While we can certainly agree to disagree, I decided to play this out for 5 years and see what it looked like, it may cast a slightly different light on the comparison for anyone considering doing something similar.
A number of Chinese providers offer low power hardware that is marketed for this sort of job, relative to untangles own hardware it’s not that different, security/warranty/support aside. You’ll blow north of £300 on them quite easily for something reasonably modern with AES-NI and enough grunt to do the job, multiple intel NIC’s and a reasonable amount of RAM/storage. Let’s assume 25w load running a reasonable set of services, for me 25w/hr is roughly £30/yr inc VAT (renewable sources). I would suggest if you are willing to throw £300 on hardware up front, you’re more likely to try and get the full UTM experience and that’s another $50 or £41.80/yr for the home licence, and $25/£20.90 for AV based on what went through my account yesterday for something else. 5yr TCO looks like this:
Hardware + Power + Free licence £450 (£90/yr Av.)

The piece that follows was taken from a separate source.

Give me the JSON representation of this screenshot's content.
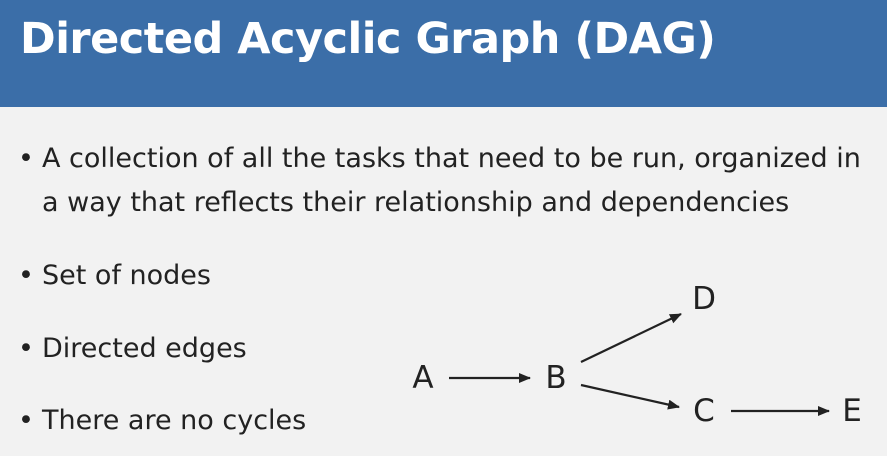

Above + Home licence £659 (£131.80/yr Av.)
Above + AV £763.50 (£152.70/yr Av.)
A USG is going to run you £100, power will be roughly half of the PC and zero ongoing licence cost. 5yr TCO is £175 (£35/yr Av.)
You could skew the numbers by buying used hardware for untangle, but the usual trade off is power usage increases. You can also claim residual value in the hardware, I have low power residual hardware form 5 yrs ago, it’s not really worth selling at this stage.
No dispute that Untangle has vastly more functionality and capabilities than a USG, it’s a fully fledged L7 UTM with L2/3 stuff bolted on, running on x64 hardware, it’s more like comparing an electric scooter to a Tesla. We all know what we’d like to own, but if your commute is 3 miles through narrow congested streets in rush hour traffic, one makes more sense. The USG does however offer coherent management of other Unifi based products and fits the op’s stated needs (op - still wait for the refresh).
I get why you personally don’t get along with Ubiquiti kit, but this isn’t your ‘spec me a router’ thread, so what specifically that op has posted suggests that they want or would see a significant advantage in spending a minimum of £275 extra over 5 years and potentially up to £588.50? I must have missed something surely?